T & F vs Moltosugo featuring Moony - De Fact

Well, it's just gone into spring here, so I'm finally properly in the mood for this. Moony, you'd of course remember from DB Boulevarde's "Point of View" and her own minor classic "Dove", and every sound out of her mouth basically is pure Venetian disco heaven emanating from the down-top of a car down the coast. I mean, in essence, it doesn't matter that lyrically, it's half rubbish about a DJ who can spin all night, and half generic love, her voice soars over both incongruous halves with most of the same effect, bringing a sun-kissed romanticism that is often left out of this kind of thing. In essence, if it sounds like love when she sings about the coolest track, why not stuff that into the mix too?

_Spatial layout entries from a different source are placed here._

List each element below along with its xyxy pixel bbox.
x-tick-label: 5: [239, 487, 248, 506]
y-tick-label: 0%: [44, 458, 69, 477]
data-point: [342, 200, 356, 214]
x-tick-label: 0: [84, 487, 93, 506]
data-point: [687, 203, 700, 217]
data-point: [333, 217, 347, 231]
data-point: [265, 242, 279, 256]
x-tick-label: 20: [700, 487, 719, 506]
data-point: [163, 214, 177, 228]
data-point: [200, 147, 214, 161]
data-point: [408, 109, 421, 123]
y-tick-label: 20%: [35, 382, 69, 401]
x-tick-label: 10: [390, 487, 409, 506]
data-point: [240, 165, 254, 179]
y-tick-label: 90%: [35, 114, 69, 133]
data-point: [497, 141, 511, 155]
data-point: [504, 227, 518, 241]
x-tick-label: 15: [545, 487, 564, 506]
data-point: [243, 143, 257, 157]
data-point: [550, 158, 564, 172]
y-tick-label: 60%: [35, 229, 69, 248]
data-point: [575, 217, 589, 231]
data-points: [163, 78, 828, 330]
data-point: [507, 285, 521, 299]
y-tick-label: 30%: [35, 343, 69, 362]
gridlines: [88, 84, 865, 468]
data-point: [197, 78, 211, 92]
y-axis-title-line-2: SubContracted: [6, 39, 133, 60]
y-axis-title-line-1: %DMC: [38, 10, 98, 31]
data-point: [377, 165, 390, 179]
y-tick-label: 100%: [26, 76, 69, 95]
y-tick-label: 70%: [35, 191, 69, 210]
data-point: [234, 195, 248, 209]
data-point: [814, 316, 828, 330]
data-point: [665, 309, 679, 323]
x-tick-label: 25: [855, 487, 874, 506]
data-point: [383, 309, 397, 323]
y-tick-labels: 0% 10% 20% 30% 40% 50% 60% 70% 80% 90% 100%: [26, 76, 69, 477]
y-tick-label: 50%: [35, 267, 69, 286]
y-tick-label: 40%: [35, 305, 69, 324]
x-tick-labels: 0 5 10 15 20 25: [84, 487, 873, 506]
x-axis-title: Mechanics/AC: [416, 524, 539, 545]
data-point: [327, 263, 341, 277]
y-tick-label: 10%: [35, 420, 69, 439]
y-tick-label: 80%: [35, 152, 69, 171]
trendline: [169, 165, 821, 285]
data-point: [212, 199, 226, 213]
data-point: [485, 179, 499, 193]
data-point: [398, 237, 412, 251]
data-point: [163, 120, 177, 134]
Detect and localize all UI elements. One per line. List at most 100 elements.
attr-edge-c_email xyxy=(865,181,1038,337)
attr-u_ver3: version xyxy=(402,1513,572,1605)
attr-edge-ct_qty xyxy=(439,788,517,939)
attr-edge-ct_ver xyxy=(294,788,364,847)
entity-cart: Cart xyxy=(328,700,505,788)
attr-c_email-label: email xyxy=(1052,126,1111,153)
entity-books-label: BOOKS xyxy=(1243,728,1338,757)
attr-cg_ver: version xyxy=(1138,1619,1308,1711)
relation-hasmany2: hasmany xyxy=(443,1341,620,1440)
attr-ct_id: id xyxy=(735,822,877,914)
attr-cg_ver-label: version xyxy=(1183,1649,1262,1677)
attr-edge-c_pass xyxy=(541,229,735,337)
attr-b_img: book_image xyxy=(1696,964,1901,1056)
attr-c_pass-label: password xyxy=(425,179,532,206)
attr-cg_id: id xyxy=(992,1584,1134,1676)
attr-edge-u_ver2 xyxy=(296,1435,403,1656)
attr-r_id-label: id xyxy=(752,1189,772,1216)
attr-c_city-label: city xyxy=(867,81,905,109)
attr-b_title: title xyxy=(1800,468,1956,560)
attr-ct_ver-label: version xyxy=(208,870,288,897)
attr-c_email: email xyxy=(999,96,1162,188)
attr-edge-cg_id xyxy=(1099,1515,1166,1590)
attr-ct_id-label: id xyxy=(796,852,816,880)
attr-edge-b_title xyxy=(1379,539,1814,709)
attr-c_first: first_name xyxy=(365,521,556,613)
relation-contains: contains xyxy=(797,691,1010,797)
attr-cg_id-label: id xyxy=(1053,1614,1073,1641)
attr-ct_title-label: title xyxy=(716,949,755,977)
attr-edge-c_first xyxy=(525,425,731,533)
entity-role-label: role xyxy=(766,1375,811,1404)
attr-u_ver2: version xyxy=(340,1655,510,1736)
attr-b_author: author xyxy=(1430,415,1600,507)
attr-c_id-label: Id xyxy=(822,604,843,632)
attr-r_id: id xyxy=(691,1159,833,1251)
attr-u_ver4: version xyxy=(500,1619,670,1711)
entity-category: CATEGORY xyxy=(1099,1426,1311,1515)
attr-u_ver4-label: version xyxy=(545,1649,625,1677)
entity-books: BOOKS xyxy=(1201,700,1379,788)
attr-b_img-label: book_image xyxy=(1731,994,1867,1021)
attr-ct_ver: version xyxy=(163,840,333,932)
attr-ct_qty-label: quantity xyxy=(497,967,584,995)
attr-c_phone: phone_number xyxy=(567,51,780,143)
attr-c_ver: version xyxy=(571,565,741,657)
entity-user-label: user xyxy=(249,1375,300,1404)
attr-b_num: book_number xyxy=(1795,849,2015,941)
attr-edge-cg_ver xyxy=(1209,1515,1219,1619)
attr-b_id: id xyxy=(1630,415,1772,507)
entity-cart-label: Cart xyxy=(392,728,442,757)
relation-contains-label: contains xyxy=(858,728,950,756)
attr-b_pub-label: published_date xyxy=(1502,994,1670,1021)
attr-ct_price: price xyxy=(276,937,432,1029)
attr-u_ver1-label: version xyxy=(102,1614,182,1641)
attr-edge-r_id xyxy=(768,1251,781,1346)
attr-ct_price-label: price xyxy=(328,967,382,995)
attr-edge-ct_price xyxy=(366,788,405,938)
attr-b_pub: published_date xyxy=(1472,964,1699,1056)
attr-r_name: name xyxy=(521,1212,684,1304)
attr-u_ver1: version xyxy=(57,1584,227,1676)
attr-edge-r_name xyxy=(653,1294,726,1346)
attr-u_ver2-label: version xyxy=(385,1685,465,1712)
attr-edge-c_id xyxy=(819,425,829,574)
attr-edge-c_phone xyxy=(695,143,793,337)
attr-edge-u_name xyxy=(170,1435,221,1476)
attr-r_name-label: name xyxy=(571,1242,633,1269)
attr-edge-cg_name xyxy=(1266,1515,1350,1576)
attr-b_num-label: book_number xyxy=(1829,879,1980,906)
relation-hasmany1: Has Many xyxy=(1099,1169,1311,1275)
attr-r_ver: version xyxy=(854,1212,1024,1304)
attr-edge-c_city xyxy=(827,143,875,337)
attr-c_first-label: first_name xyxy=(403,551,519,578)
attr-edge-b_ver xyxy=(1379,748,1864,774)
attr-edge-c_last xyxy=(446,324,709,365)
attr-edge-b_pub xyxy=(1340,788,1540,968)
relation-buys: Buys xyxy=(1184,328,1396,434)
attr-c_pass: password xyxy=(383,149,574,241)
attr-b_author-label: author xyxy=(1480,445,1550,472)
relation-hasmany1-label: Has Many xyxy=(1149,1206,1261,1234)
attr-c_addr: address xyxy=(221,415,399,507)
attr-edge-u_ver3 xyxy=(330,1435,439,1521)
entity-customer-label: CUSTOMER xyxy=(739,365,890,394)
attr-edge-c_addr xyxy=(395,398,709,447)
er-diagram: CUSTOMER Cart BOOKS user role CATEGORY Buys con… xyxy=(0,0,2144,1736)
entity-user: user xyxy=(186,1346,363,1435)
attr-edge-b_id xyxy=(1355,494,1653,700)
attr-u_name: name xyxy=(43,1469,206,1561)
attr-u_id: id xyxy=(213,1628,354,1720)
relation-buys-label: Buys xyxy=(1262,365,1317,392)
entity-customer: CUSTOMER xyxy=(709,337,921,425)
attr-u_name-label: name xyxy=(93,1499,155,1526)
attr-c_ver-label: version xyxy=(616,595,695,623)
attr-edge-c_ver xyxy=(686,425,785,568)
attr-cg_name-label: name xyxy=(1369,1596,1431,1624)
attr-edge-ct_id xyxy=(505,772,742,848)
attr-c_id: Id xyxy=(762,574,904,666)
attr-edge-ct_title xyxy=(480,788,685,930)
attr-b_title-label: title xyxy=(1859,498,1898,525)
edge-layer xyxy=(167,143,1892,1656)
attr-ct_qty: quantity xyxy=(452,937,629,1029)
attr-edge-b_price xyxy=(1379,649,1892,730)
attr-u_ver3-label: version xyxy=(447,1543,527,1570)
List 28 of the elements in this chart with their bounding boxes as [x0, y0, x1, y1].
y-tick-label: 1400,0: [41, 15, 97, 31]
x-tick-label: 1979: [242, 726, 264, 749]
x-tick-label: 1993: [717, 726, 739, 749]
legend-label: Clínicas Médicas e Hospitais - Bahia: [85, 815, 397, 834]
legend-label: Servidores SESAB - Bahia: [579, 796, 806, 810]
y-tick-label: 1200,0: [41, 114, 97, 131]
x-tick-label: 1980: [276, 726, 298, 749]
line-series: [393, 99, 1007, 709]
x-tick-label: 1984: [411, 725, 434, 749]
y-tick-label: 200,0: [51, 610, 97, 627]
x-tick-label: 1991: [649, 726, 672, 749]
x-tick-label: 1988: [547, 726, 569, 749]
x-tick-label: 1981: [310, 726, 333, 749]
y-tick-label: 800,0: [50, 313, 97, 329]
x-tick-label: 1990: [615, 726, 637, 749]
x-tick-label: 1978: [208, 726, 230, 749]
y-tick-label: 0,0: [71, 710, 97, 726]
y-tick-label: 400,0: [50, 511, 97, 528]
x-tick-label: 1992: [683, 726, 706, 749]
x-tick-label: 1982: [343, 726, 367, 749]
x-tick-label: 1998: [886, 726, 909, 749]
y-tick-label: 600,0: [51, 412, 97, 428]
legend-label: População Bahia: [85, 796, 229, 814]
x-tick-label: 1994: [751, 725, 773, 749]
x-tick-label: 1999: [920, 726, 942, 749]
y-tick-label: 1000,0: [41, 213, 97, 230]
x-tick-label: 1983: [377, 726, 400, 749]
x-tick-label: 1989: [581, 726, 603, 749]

Sonically, this is a bit fantastic, too, the purest kind of ear confection - crisp, danceable beats, nothing jarring or squalling to kill the feelgood and that voice, I've gone on about it before, though never on a blog, but the way she holds those notes with this amazing degree of warmth - it's a magic thing. I just wish she'd get more regularly fantastic material to do it on - surely this woman will make the next great disco single, maybe the last.